Very old poem about Cushendun by John McCambridge
If only I were in Articoan
If only I were in Articoan,
Near that mountain that is far away,
O King! My visit would be light-hearted
To the Cuckoos’ Glen on Sunday.
Chorus Agus och, och éirí ‘lig is ó
Éirí lionndubh is ó
‘Sé mo chroí atá trom is é leonta.
(My heart is heavy and wounded).
Many’s a Christmas I would be,
In Cushendun when young and foolish,
Hurling on the white strand,
My white hurl in my hand.
Am I not miserable here by myself,
Not hearing the voice of cock, blackbird or corncrake,
Sparrow, thrush, or even the snipe,
And I do not even recognise Sundays.
Many’s the sight that I saw
From Garron Point to the Moyle,
A great fleet driven by the wind;
And King Charlie’s armada.
If I were in Cushendun
Where all my friends are,
I would find music there, drink and games,
And I would not die alone.
May seven curses on the world,
It is more treacherous than death;
It lured me from my own people,
As the lamb would be lured from the sheep.
If only I had a skiff and oar
I would row upon the flood-tide,
Hoping to God to arrive safely,
So that I will be in Ireland where I die.
A background to the song Ard a’ Chuain:
This is the best-known and probably the finest Gaelic song that has survived fromCounty Antrim.

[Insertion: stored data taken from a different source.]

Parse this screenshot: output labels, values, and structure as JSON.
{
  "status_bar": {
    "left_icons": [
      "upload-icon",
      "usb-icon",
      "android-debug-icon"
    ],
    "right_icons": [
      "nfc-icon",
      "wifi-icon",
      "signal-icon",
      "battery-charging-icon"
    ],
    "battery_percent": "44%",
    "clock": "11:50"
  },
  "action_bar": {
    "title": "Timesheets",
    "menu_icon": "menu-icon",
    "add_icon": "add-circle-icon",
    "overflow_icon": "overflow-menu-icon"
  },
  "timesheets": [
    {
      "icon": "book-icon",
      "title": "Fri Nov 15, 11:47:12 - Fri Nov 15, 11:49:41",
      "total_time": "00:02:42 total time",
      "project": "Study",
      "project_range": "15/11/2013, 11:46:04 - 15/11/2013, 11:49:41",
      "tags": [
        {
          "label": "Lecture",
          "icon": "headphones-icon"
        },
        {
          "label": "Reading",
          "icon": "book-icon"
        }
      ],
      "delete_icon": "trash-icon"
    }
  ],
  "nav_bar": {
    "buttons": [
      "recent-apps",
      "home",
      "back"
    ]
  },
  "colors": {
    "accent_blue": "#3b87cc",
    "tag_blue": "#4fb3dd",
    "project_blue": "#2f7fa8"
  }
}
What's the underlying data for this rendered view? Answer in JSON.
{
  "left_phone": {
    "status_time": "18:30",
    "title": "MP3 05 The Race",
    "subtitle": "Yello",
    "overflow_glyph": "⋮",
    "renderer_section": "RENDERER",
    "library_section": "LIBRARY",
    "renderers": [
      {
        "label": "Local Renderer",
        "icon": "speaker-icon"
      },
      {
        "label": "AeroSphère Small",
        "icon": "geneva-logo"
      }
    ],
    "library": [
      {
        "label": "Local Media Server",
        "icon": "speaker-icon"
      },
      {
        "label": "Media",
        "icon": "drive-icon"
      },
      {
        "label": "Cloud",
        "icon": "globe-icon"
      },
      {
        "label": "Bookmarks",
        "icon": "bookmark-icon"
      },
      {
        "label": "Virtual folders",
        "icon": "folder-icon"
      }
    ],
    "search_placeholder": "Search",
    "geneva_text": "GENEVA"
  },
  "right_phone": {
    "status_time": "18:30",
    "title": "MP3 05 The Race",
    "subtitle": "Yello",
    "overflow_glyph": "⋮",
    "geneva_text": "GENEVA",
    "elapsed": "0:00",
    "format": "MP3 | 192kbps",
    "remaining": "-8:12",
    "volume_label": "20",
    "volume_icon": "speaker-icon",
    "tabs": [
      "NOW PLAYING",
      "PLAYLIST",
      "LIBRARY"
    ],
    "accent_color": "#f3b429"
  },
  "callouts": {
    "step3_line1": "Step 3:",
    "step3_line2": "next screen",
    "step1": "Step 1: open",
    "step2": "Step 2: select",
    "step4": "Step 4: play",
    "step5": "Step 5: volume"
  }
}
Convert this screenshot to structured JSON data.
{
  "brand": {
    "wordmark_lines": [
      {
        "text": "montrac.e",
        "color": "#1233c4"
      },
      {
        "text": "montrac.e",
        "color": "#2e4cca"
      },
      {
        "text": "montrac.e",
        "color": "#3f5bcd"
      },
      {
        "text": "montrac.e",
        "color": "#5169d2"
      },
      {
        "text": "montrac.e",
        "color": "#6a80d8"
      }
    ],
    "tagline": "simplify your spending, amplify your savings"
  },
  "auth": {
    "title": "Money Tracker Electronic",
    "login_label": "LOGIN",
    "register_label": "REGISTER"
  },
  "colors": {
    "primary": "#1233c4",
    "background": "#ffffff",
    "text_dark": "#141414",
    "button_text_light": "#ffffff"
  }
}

It has a lovely air that has survived a drawing-room English language semi-translation and trained singers.
This song was composed in the 19th century by John McCambridge, from Glendun, in the Glens of Antrim. According to the story, he had been considering emigrating to the Mull of Kintyre, which is so close to the Antrim coast that you can see individual houses on a clear day. In this version of the story, McCambridge stood on the top of Articoan, imagining himself over in Kintyre looking back on his native soil, and wrote this song of exile. The song made him so homesick that he decided not to go, and spent the rest of his days in Ireland. There is some poetic truth in this story but, inevitably, it seems to be more complicated that that.
John McCambridge (1793 – 1973) was born in Mullarts, near Glendun, and is buried in Layde churchyard between Glendun and Glenballyeamonn. His tomb is partly in Irish.
The townland of Articoan is a mile west of Cushendun, rising north from the River Dun to a height of about 500 feet. There is a multiplicity of Gaelic versions of the placename, and an equal multiplicity of interpretations: Airdí Cúing, Ard a’ Chúíng, Aird an Chúmhaing, Ard a’ Chuain, Airdí Chuain, Ard Uí Choinn. The first element, no matter how it is spelt, probably means a height; all the trouble arises from the final element(s).
Dr Pat McKay of the Placenames Project in Queens University Belfast says that there is no authoritative version of the name, but tentatively recommends Ard a’ Chuain – the height of the harbour, or the height of the bay (Cuan in Scottish Gaelic also means the sea). Seán Mac Maoláin argues for Áird a’ Chum[h]aing (= the height of the narrow strip of land) because the townland is well back from the sea, and follows the narrow defile at the head of the glen, reminds us that the noun ‘cúng’ also means a narrow defile between two heights. The townland itself is long and narrow, and there is an Alticoan in the next glen.